Missing entity result

Hello,
I trained a model using the transformer-weights. Overall results were great HOWEVER while training one of my entities was dropped (I'm training on 3 labels and only 2 showed results). the one that didn't show results had a poor representation. is there a parameter that i might be missing in the config file?
label a-1000 tags
label b-600 tags
label c-300 tags

when I look at meta.json, only 2 results appear.

hi @kim_ds!

Interesting problem! (And thanks for joining the Prodigy Community :wave:)

Is this the approx distribution of your tags? That is, you have ~1,000 annotations for label A, ~600 annotations for label B, etc.?

If not, can you provide the distributions?

Nothing stands out for now. I have a few questions:

  • How are you training: prodigy train or spacy train?

If you're using prodigy train, after training, did you add the argument --label-stats to print the label stats? Please provide if so :slight_smile:

  • Are you providing a custom spaCy config file? If so, can you provide details?

  • How are you setting your evaluation dataset?

If you're using prodigy train and you don't specify a dedicated hold out (eval) dataset, it will automatically create one for you. It's usually best practice to create a dedicated dataset and pass through eval: dataset prefix.
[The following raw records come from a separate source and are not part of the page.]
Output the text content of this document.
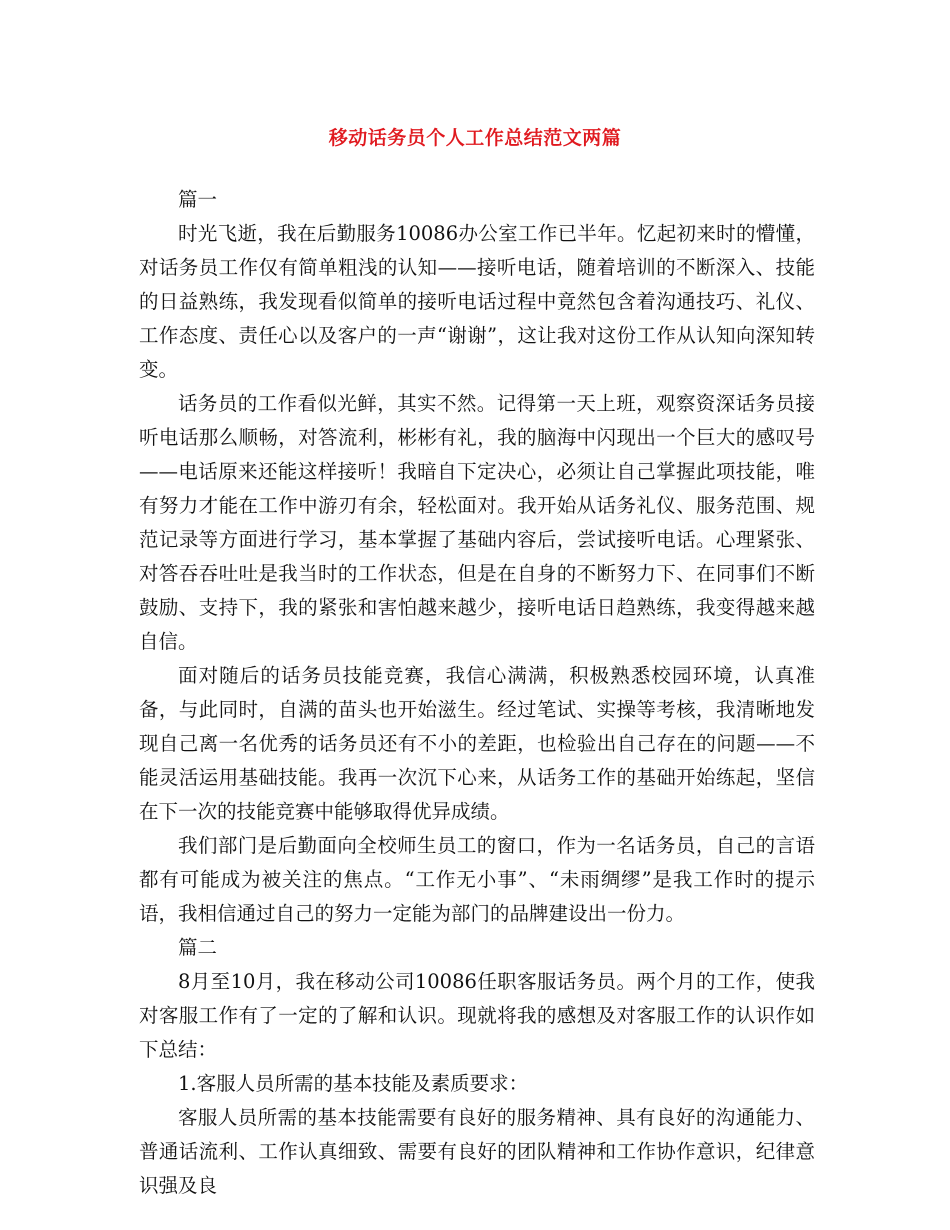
移动话务员个人工作总结范文两篇

篇一

时光飞逝，我在后勤服务10086办公室工作已半年。忆起初来时的懵懂，对话务员工作仅有简单粗浅的认知——接听电话，随着培训的不断深入、技能的日益熟练，我发现看似简单的接听电话过程中竟然包含着沟通技巧、礼仪、工作态度、责任心以及客户的一声“谢谢”，这让我对这份工作从认知向深知转变。

话务员的工作看似光鲜，其实不然。记得第一天上班，观察资深话务员接听电话那么顺畅，对答流利，彬彬有礼，我的脑海中闪现出一个巨大的感叹号——电话原来还能这样接听！我暗自下定决心，必须让自己掌握此项技能，唯有努力才能在工作中游刃有余，轻松面对。我开始从话务礼仪、服务范围、规范记录等方面进行学习，基本掌握了基础内容后，尝试接听电话。心理紧张、对答吞吞吐吐是我当时的工作状态，但是在自身的不断努力下、在同事们不断鼓励、支持下，我的紧张和害怕越来越少，接听电话日趋熟练，我变得越来越自信。

面对随后的话务员技能竞赛，我信心满满，积极熟悉校园环境，认真准备，与此同时，自满的苗头也开始滋生。经过笔试、实操等考核，我清晰地发现自己离一名优秀的话务员还有不小的差距，也检验出自己存在的问题——不能灵活运用基础技能。我再一次沉下心来，从话务工作的基础开始练起，坚信在下一次的技能竞赛中能够取得优异成绩。

我们部门是后勤面向全校师生员工的窗口，作为一名话务员，自己的言语都有可能成为被关注的焦点。“工作无小事”、“未雨绸缪”是我工作时的提示语，我相信通过自己的努力一定能为部门的品牌建设出一份力。

篇二

8月至10月，我在移动公司10086任职客服话务员。两个月的工作，使我对客服工作有了一定的了解和认识。现就将我的感想及对客服工作的认识作如下总结：

1.客服人员所需的基本技能及素质要求：

客服人员所需的基本技能需要有良好的服务精神、具有良好的沟通能力、普通话流利、工作认真细致、需要有良好的团队精神和工作协作意识，纪律意识强及良
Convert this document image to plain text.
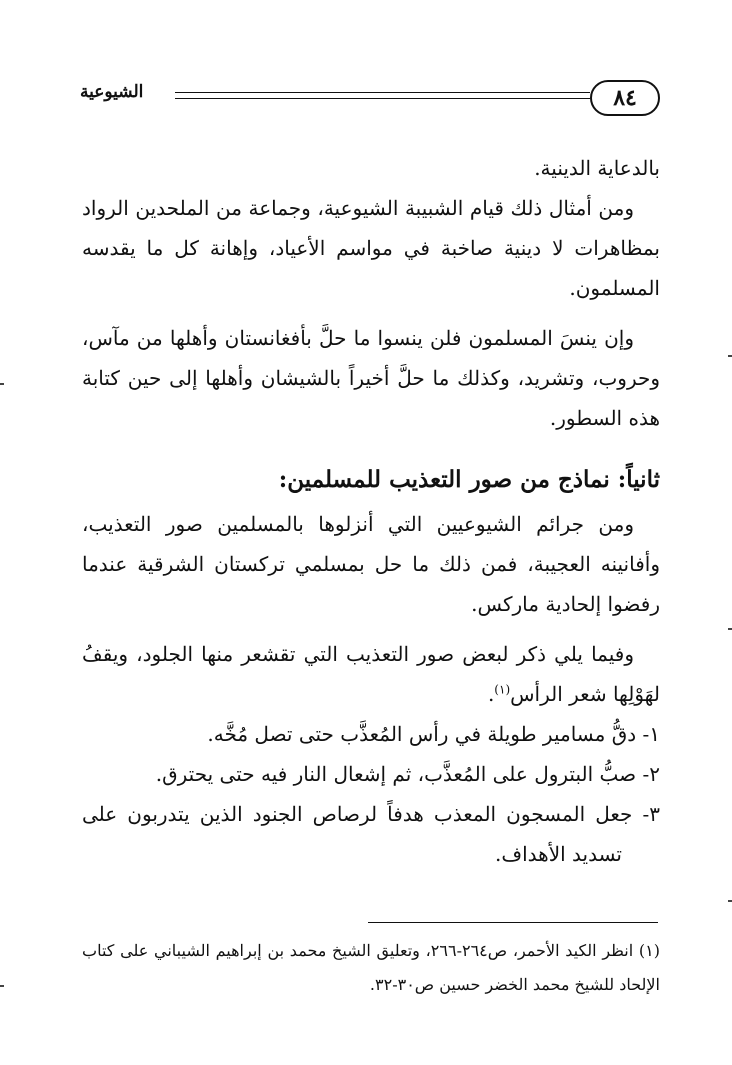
٨٤
الشيوعية

بالدعاية الدينية.

ومن أمثال ذلك قيام الشبيبة الشيوعية، وجماعة من الملحدين الرواد بمظاهرات لا دينية صاخبة في مواسم الأعياد، وإهانة كل ما يقدسه المسلمون.

وإن ينسَ المسلمون فلن ينسوا ما حلَّ بأفغانستان وأهلها من مآس، وحروب، وتشريد، وكذلك ما حلَّ أخيراً بالشيشان وأهلها إلى حين كتابة هذه السطور.

ثانياً: نماذج من صور التعذيب للمسلمين:

ومن جرائم الشيوعيين التي أنزلوها بالمسلمين صور التعذيب، وأفانينه العجيبة، فمن ذلك ما حل بمسلمي تركستان الشرقية عندما رفضوا إلحادية ماركس.

وفيما يلي ذكر لبعض صور التعذيب التي تقشعر منها الجلود، ويقفُ لهَوْلِها شعر الرأس$^{(١)}$.

١- دقُّ مسامير طويلة في رأس المُعذَّب حتى تصل مُخَّه.

٢- صبُّ البترول على المُعذَّب، ثم إشعال النار فيه حتى يحترق.

٣- جعل المسجون المعذب هدفاً لرصاص الجنود الذين يتدربون على تسديد الأهداف.

(١) انظر الكيد الأحمر، ص٢٦٤-٢٦٦، وتعليق الشيخ محمد بن إبراهيم الشيباني على كتاب الإلحاد للشيخ محمد الخضر حسين ص٣٠-٣٢.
I'm thinking there could be a chance if you created on your own there's an error with your holdout (e.g., forgot to include one of the labels when doing processing).

  • If you're using spaCy projects (aka have a config.cfg file), can you run spacy debug data?
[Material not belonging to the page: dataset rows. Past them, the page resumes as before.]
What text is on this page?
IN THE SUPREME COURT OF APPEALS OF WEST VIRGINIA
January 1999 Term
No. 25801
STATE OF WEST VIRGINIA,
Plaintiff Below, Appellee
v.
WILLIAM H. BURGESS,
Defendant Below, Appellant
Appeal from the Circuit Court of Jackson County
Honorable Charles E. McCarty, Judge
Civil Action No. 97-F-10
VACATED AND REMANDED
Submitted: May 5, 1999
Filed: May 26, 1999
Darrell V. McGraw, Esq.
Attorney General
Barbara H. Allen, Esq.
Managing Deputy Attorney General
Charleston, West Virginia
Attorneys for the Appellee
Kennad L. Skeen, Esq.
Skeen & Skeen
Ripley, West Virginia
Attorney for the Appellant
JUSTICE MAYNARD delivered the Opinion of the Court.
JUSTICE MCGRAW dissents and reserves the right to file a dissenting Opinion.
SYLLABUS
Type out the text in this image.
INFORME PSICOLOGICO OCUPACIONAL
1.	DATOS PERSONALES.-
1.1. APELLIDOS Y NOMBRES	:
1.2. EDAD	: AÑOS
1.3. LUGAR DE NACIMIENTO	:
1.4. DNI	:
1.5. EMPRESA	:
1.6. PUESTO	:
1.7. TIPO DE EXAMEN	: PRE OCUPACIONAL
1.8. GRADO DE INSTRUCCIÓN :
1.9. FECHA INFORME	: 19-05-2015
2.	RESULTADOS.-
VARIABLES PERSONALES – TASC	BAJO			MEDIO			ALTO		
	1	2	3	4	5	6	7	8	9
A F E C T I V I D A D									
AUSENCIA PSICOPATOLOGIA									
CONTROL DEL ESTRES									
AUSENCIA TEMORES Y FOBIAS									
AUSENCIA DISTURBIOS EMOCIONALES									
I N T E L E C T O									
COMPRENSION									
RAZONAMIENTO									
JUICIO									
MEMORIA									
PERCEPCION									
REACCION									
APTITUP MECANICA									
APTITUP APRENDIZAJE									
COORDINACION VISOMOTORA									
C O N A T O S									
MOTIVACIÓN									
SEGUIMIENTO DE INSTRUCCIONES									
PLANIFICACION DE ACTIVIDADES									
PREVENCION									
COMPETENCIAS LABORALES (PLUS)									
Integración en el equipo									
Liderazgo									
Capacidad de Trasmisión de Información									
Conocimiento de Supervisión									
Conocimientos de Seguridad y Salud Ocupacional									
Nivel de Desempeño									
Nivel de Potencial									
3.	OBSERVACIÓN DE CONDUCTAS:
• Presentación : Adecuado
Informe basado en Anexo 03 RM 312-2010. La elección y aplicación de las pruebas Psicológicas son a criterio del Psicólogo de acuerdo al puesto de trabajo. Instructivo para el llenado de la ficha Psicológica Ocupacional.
This will print a helpful output including NER label details that spaCy is reading like below.

python -m spacy debug data ./config.cfg
...

========================== Named Entity Recognition ==========================
ℹ 18 new labels, 0 existing labels
528978 missing values (tokens with '-' label)
New: 'ORG' (23860), 'PERSON' (21395), 'GPE' (21193), 'DATE' (18080), 'CARDINAL'
(10490), 'NORP' (9033), 'MONEY' (5164), 'PERCENT' (3761), 'ORDINAL' (2122),
'LOC' (2113), 'TIME' (1616), 'WORK_OF_ART' (1229), 'QUANTITY' (1150), 'FAC'
(1134), 'EVENT' (974), 'PRODUCT' (935), 'LAW' (444), 'LANGUAGE' (338)
✔ Good amount of examples for all labels
✔ Examples without occurences available for all labels
✔ No entities consisting of or starting/ending with whitespace
...
  • How did you get the annotations? Did you use a Prodigy recipe or create them some other way?
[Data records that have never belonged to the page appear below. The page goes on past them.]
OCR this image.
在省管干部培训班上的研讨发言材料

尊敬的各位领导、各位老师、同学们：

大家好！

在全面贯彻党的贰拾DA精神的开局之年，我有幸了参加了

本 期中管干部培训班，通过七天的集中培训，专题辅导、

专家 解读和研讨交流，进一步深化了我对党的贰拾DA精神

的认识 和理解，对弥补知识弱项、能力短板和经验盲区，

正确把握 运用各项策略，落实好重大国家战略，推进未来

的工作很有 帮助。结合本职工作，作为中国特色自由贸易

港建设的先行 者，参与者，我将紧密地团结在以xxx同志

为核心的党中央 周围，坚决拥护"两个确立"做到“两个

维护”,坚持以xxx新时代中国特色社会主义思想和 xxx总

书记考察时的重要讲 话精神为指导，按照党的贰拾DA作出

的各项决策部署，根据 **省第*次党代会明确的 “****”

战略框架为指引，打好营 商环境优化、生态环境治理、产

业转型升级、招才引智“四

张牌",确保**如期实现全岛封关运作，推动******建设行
Wondering if created externally, there could have been an issue with formatting the data.

Thank you!

thanks for the quick response!

I do get the following error when running your code above:

thinc.config.ConfigValidationError:

Config validation error

dev -> gold_preproc field required

{'readers': 'spacy.Corpus.v1', 'path': '/home/ec2-user/upper_OB_spacy/dev.spacy', 'max_length': 0}

when I change the max length, i still get gold_preproc field required.

Thank you so much for the quick response. this is already helpful.

so class A has 1000 annotations for the label A. class B has 600 annotations for the label and Class C has 300. Annotations were created through prodigy.

The command i'm running is:
python3 -m spacy train config.cfg --output ./output_upper_1000 --paths.train ./train.spacy --paths.dev ./dev.spacy --gpu-id 0

The config is as follows (with at signs removed due to limits of the reply):

[paths]
train = null
dev = null
vectors = null
init_tok2vec = null

[system]
gpu_allocator = "pytorch"
seed = 0

[nlp]
lang = "en"
pipeline = ["transformer","ner"]
batch_size = 128
disabled = []
before_creation = null
after_creation = null
after_pipeline_creation = null
tokenizer = {"tokenizers":"spacy.Tokenizer.v1"}

[components]

[components.ner]
factory = "ner"
incorrect_spans_key = null
moves = null
scorer = {"scorers":"spacy.ner_scorer.v1"}
update_with_oracle_cut_size = 100

[components.ner.model]
architectures = "spacy.TransitionBasedParser.v2"
state_type = "ner"
extra_state_tokens = false
hidden_width = 64
maxout_pieces = 2
use_upper = false
nO = null

[components.ner.model.tok2vec]
architectures = "spacy-transformers.TransformerListener.v1"
grad_factor = 1.0
pooling = {"layers":"reduce_mean.v1"}
upstream = "*"

[components.transformer]
factory = "transformer"
max_batch_items = 4096
set_extra_annotations = {"annotation_setters":"spacy-transformers.null_annotation_setter.v1"}

[components.transformer.model]
architectures = "spacy-transformers.TransformerModel.v3"
name = "roberta-base"
mixed_precision = false

[components.transformer.model.get_spans]
span_getters = "spacy-transformers.strided_spans.v1"
window = 128
stride = 96

[components.transformer.model.grad_scaler_config]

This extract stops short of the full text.